19/04/2024

rakyatsumbar.id

Berita Sumbar Terkini

Beranda » Bisa Rabah

Bisa Rabah

Oleh : Two Efly (Wartawan Ekonomi)

Runtuah alias rabah (runtuh atau roboh). Kata ini mengingatkan kita pada  novel legendaris di Ranah Minang berjudul “Robohnya Surau Kami” yang ditulis  A. A Navis. Bagi masyarakat Minangkabau, Surau sama  atau  lebih tinggi derajatnya dari sekolah. Hancurnya sebuah surau sebagai pertanda terancam habisnya sebuah peradaban, entah saat ini atau di masa akan datang.

Dalam tulisan ini, penulis tidak ingin membahas novel legendaris itu karena penulis bukanlah seorang sastrawan apalagi budayawan. Di samping tak punya ilmu tentang itu, penulis tak ingin memaksakan pemikiran, ketika  tidak memiliki sedikitpun bekal untuk itu.  Penulis hanya meminjam satu kata dari judul novel legendaris tersebut, tepatnya kata Roboh, yang bisa disandingkan dengan kata rabah.

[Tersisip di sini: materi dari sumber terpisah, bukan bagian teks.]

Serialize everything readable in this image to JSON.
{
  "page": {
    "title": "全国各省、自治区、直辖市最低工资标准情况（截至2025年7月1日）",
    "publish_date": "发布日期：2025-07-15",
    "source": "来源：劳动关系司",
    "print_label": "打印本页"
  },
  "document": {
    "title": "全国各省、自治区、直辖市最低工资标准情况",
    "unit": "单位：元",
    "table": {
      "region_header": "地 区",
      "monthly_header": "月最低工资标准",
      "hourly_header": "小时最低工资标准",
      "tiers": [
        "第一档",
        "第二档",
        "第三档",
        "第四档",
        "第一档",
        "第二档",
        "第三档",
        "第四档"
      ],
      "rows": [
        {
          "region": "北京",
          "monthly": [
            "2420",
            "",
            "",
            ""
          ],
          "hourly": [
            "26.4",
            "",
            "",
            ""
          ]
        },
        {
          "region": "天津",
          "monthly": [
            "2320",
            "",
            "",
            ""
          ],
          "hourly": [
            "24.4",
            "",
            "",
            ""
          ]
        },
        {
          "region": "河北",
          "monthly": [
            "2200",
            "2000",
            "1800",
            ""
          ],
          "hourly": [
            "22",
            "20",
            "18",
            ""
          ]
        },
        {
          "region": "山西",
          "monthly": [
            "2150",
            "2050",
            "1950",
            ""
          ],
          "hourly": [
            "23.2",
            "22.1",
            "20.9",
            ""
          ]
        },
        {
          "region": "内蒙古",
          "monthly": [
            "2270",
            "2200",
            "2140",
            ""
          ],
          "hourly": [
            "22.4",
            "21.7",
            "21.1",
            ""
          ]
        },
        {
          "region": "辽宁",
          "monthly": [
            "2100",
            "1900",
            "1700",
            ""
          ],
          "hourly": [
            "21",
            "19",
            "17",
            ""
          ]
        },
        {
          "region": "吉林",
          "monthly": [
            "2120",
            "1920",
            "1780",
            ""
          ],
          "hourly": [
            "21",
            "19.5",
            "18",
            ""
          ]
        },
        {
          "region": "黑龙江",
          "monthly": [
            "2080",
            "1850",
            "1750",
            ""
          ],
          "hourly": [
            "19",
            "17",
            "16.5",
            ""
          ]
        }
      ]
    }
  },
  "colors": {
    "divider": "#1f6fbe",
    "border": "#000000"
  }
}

Sebetulnya penulis agak takut  menuliskan tentang ini. Ditulis takut pembaca cemas dan tak ditulis bedo pula. Tapi sudahlah, penulis sampaikan saja apa yang terasa agar kita bersama bisa mengambil hikmahnya untuk menjaga dan melindungi diri dan keluarga serta bangsa.  Setidaknya tulisan ini bisa jadi alarm bagi kita bersama dan jikalau tidak, biarlah dia jadi kecemasan yang tak berguna saja untuk penulis.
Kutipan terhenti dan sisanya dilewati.